Auch der AfD-Bürgerschaftsabgeordnete Detlef Ehlebracht lehnte für seine Fraktion die Privilegierung bestimmter Berufsgruppen ab, „da nicht plausibel ist, warum ausgerechnet eine Berufsgruppe bevorzugt wird und eine andere nicht. Unserer Ansicht nach kollidiert dies mit dem Gleichbehandlungsgrundsatz und führt zu einer Spaltung der Gesellschaft.“

SoVD: Staat hat zu wenig Einfluss auf die Mieten

Wicher erklärte es immerhin für diskutabel, bei akut von sozialer Schieflage bedrohten Wohnquartieren durch Eingriffe in die Belegung gegenzusteuern. Offenbar wolle die rot-grüne Koalition die Fehler bei den Großsiedlungen der 1970er-Jahre vermeiden, als Quartiere wie Mümmelmannsberg, Steilshoop oder zuletzt auch Allermöhe zu trauriger Berühmtheit kamen. „Doch dann muss es für Eingriffe in die Wohnungsbelegung klare Kriterien geben, die sehr öffentlich dargelegt werden und allgemein akzeptiert sind“ sagte der SoVD-Landesvorsitzende.

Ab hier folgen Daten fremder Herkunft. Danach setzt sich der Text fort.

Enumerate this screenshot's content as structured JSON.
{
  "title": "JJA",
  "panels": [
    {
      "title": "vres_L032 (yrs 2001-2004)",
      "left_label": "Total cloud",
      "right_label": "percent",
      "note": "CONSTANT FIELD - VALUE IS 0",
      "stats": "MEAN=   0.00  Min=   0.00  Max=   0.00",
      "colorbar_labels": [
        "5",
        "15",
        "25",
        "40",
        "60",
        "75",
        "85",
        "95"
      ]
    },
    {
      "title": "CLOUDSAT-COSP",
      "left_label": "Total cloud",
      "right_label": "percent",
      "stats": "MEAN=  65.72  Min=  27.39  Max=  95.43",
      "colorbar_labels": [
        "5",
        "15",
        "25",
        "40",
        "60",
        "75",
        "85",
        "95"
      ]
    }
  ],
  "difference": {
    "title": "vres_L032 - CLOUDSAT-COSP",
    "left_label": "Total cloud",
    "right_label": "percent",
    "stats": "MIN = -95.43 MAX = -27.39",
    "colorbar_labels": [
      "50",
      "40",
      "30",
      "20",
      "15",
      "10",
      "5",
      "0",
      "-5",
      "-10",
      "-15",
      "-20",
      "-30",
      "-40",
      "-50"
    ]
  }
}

Wicher bemängelte, dass der Staat derzeit generell zu wenig Möglichkeiten habe, die Belegung von Wohnungen zu steuern und Einfluss auf die Mietenentwicklung zu nehmen. Dafür müsste die Stadt ähnlich wie die österreichische Hauptstadt Wien selbst Grundstücke kaufen, selber bauen oder die Grundstücke kostenfrei an stadteigene Gesellschaften weitergeben. Auch müsste die Bindungsfrist für Sozialwohnungen wieder auf die früher üblichen 30 Jahre heraufgesetzt werden. Derzeit laufen die Sozialwohnungen nach 15 Jahren aus der Bindung an günstige Mieten.

Insgesamt müsse die Bautätigkeit ausgeweitet werden, auch durch Kooperationen mit den Gemeinden im Speckgürtel. „Wenn die Stadt 10.000 Wohnungen pro Jahr baut und davon, wie vorgesehen, wegen des Drittelmixes 3333 Sozialwohnungen, dann laufen immer noch jährlich mehr Sozialwohnungen aus der Bindung als neue hinzukommen“, sagte Wicher. Nötig seien mindestens 5000 neue Sozialwohnungen im Jahr. Ihr Bestand ist in Hamburg von rund 400.000 in den 1980er-Jahren auf jetzt noch 78.000 Sozialwohnungen gesunken.